The Goldsen Archive stands poised to develop the findings of these excellent R&D efforts. Now, the critical need is for preservation workflows to be tested and implemented, with actual collections, and at scale. Within this context of existing and ongoing research and development initiatives, CUL's project will provide the following necessary advances and refinements:

  1. Submission Information Packages (SIPs) that document dependencies through comprehensive representation information, and define and capture significant properties of interactive works, so that packages can be ingested into a preservation repository.
  2. Identification of Significant Properties needed to provide for the long-term preservation and access of new media objects.
  3. Defining a Metadata Framework to support capture of technical and descriptive information to support long-term preservation and potential reuse. This metadata framework must facilitate large-scale ingest and acknowledge the frontiers of emulation technology, but also accept the limitations of current access technology and allow for adequate descriptive metadata to provide the best viable access to interactive artworks according to users' needs.
  4. Testing Large-Scale Implementation and Automation to expand the test bed to include several hundred interactive digital assets as the aforementioned studies generally focused on a few in-depth case studies. CUL also will explore resource requirements, including staff skills, special equipment needs, and associated costs.
  5. Understanding and Assessing Preservation Viability for Interactive Digital Assets to contribute to a more refined understanding of "preservation viability" for complex digital assets into the near future. As an additional contribution to this improved understanding, CUL will publish a full report of the project, including financial information, so that other institutions may accurately assess the practicality of such an undertaking for their own collections.

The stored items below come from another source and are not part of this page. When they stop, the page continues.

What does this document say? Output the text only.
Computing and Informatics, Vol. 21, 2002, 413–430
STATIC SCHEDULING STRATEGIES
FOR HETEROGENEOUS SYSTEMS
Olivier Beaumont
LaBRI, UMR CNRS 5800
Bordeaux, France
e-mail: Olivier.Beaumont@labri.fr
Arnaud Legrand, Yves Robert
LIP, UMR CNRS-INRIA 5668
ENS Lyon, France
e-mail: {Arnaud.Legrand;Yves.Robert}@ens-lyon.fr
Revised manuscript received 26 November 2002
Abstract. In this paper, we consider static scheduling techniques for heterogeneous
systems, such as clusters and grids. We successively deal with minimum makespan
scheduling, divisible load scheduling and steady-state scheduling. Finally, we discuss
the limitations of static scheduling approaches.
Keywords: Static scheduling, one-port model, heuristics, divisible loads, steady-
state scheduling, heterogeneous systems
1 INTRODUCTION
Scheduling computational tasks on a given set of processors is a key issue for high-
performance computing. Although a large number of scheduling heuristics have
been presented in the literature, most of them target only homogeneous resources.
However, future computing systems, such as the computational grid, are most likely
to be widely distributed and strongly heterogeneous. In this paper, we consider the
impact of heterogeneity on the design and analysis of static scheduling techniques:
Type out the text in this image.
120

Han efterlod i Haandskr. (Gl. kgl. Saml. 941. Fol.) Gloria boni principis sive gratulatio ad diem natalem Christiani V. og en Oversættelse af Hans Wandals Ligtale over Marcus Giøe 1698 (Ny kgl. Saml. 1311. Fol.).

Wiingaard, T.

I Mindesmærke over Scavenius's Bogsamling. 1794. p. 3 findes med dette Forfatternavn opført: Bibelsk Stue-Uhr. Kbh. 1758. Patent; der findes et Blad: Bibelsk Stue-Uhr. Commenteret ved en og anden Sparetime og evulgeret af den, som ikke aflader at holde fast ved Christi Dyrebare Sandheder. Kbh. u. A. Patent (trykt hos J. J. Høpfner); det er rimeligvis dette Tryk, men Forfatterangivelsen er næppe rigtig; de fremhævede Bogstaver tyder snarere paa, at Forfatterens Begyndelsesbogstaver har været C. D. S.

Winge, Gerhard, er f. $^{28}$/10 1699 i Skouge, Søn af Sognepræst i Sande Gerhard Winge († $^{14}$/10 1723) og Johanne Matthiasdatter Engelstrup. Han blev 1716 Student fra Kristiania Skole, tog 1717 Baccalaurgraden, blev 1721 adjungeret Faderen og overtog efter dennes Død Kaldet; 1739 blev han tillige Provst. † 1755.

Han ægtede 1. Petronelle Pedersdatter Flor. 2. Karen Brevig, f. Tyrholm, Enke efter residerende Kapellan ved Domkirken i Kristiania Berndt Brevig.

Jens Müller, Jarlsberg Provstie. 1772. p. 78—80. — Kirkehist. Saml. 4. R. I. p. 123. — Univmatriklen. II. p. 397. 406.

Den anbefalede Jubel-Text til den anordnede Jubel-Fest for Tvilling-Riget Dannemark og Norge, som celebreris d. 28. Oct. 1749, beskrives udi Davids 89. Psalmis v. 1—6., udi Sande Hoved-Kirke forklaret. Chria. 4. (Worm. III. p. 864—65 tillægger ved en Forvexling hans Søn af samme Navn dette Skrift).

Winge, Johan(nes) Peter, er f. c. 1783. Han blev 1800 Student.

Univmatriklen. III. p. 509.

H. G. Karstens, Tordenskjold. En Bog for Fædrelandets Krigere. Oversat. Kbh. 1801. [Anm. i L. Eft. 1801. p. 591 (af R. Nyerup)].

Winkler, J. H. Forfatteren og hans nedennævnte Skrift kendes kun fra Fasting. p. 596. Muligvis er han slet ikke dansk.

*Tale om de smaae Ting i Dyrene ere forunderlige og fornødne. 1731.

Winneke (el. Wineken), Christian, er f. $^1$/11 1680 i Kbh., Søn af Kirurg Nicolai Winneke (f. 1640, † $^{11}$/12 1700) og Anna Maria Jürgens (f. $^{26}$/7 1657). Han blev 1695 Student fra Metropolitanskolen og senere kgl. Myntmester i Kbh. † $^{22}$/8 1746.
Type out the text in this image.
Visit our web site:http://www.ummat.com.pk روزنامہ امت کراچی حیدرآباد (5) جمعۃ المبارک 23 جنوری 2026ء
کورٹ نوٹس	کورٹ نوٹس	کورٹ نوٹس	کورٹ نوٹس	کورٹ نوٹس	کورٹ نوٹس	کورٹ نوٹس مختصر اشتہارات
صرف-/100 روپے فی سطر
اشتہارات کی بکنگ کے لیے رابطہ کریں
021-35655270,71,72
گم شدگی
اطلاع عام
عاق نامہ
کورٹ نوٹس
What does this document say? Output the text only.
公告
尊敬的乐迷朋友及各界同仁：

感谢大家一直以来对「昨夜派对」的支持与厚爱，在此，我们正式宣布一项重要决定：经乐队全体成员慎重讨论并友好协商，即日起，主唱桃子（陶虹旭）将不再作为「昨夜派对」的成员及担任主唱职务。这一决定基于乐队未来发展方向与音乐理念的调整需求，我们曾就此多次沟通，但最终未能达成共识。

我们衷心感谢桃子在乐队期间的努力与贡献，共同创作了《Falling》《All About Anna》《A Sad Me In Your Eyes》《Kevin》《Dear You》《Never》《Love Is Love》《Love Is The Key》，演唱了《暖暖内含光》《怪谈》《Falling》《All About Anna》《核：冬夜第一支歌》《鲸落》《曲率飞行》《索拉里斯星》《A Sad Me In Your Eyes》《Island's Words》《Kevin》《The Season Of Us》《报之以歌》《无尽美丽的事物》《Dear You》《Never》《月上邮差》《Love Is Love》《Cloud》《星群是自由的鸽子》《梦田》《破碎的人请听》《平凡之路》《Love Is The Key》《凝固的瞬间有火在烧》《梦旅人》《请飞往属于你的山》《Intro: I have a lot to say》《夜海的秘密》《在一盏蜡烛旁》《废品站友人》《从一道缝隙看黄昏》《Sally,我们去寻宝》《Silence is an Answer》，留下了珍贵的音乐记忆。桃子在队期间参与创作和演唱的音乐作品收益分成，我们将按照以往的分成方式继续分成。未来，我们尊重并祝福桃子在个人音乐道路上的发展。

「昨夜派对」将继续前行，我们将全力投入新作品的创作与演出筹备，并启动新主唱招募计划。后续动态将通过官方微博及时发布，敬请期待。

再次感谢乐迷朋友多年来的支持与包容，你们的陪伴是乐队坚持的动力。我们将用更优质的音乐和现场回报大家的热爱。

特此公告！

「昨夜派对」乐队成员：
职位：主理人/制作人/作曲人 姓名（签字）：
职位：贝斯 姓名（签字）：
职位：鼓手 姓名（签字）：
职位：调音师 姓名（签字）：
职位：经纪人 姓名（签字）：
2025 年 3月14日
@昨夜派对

CUL's preservation framework and reports will contribute to better and more practical understanding, management, and curation of digital assets. Our project adds large-scale pragmatism, technological foresight, and humanistic nuance to existing initiatives. We hope to develop a sharable and flexible preservation framework for new media art and complex digital objects.  This framework will become increasingly important as digital media objects gain broad recognition as some of the most significant documents and expressions of recent cultural heritage.


[1|#_ftnref1]  Earlier initiatives at the Walker Museum of Art, the Whitney Museum of Art, the Museum of Modern Art, the San Francisco Museum of Art and the Berkeley Art Museum have been inconsistent and targeted around the profile of a limited number of the most marketable artists.

[2|#_ftnref2] See Kirschenbaum, Matthew G., et al, "Digital Forensics and Born-Digital Content in Cultural Heritage Collections," available at: http://www.clir.org/pubs/reports/pub149

[3|#_ftnref3]See project description and interactive demonstrations at:

 http://www.guggenheim.org/new-york/collections/conservation/conservation-projects/variable-media

[4|#_ftnref4] See project description and publications at: http://www.docam.ca/

[5|#_ftnref5] See Rinehart, Richard, "A System of Formal Notation for Scoring Works of Digital and Variable Media Art," available at http://www.bampfa.berkeley.edu/about/formalnotation.pdf

[6|#_ftnref6] For further information, including reports from the first and second years of the project, see the KEEP website at: http://keep-project.edu

[7|#_ftnref7] See bwFLA website, http://bw-fla.uni-freiburg.de

[8|#_ftnref8] McDonough, Jerome P., et al, "Preserving Virtual Worlds Final Report" (2010), available at www.ideals.illinois.edu/handle/2141/17097  pg. 6.

[9|#_ftnref9] See online database and information at http://net.artdatabase.org

[10|#_ftnref10] McDonough et al, "Preserving Virtual Worlds Final Report" (2010), pg. 7.